A sizeable update to the open source 3D graphics suite Blender is available to download.
Blender 3.1 is performance-packed follow up to the incredibly well-received Blender 3.0 release that squeaked out at the end of last year.
As I’m not someone who knows how to use Blender —boy do I wish I was that talented— I’m not the best person to walk you through what’s changed. But do you know who is? The Blender team themselves.
Yes, to help demonstrate what’s changed (and how the changes improve things) the Blender team has put together a fabulous five minute video that flits through all of the salient new details:
Don’t have time to watch the video? No worries!
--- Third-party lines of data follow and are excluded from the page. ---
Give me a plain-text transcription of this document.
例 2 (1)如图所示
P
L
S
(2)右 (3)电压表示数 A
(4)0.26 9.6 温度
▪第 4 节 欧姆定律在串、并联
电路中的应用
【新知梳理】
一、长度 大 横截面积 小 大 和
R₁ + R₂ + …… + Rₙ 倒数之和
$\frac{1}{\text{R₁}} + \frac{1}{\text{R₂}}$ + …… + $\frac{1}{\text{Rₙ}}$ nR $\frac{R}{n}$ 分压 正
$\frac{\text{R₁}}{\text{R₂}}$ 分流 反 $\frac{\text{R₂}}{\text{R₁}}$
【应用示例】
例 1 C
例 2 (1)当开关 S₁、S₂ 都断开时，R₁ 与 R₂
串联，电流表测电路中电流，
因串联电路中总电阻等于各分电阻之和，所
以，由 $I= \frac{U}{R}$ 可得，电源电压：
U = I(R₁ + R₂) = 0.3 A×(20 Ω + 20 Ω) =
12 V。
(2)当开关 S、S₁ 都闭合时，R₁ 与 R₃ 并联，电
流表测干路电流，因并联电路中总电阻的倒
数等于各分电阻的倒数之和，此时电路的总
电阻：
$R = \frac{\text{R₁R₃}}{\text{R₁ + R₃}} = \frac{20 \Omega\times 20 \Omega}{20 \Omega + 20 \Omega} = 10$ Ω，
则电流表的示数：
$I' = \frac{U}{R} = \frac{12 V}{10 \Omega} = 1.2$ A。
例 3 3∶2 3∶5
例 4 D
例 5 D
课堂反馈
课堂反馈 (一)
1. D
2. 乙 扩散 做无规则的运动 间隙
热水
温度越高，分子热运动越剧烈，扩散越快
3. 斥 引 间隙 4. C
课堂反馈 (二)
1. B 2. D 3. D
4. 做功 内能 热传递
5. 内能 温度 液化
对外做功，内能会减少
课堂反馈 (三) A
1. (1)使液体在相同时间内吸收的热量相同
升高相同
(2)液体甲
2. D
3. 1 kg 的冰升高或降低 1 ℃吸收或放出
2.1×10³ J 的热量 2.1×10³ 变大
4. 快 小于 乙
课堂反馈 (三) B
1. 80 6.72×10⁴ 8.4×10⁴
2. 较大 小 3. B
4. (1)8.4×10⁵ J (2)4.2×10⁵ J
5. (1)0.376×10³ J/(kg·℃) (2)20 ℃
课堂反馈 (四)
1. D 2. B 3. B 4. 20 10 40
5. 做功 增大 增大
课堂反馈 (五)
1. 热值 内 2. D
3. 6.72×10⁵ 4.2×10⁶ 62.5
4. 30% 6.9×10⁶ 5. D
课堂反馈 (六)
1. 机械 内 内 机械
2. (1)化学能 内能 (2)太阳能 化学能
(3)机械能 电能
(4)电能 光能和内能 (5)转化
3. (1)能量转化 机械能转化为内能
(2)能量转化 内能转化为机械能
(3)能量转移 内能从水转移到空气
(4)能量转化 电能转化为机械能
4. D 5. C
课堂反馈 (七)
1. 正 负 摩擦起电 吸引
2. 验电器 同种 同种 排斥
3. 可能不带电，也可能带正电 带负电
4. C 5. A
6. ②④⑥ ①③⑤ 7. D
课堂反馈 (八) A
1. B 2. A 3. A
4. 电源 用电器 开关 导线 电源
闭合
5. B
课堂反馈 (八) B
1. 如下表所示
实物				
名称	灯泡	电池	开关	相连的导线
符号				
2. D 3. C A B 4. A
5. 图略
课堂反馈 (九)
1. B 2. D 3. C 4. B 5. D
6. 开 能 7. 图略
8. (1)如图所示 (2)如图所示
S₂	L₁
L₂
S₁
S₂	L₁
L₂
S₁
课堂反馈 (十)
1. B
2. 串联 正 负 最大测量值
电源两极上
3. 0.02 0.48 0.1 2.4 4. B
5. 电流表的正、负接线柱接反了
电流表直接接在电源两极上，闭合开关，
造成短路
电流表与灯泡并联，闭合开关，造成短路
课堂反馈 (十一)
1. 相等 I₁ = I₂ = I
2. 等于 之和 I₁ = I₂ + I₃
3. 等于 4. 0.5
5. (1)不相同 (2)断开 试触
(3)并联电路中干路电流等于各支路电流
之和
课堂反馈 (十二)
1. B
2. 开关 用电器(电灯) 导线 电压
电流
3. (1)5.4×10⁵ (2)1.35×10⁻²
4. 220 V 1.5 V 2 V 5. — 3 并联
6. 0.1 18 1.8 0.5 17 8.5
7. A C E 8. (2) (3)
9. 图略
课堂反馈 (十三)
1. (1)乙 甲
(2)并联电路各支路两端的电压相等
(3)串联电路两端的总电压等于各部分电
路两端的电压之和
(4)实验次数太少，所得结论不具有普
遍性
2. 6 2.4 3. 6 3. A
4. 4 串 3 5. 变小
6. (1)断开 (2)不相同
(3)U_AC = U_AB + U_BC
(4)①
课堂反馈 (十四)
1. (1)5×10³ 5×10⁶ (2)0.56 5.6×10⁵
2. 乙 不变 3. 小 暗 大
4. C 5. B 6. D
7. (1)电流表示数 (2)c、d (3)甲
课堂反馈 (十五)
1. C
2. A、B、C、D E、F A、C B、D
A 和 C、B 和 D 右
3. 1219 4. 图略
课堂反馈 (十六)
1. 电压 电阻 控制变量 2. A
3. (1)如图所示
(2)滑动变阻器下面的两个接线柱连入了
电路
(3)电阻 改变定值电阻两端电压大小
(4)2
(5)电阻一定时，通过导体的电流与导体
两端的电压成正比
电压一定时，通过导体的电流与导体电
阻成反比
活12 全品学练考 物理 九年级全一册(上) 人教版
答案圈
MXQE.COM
Take a look at the official release notes for Blender 3.1. Blender has once-again produced a comprehensive one-stop mini-site that lavishly explains the biggest improvements with plenty of pretty pictures and animated GIFs.
Blender 3.1 is said to make a “major leap in performance” thanks, in part, to a new Metal GPU backend contributed by Apple to support their M1 chips and AMD graphics cards
Other changes spotlighted by Blender:
- GPU acceleration for Subdivision modifier
- Faster mesh editing
- Asset Browser indexing
- Image Editor support for large images
- Improved speed of .obj and .fbx export
- Better multi-threading & reduced memory usage in Geometry Nodes
Plus new animation tools, UI tweaks, an updated video sequencer editor, and tons of bug fixes and performance tune-ups.
Interested in going hands on?
Blender is free, open source software available for Windows, macOS and Linux. You can download the latest release from the official Blender website.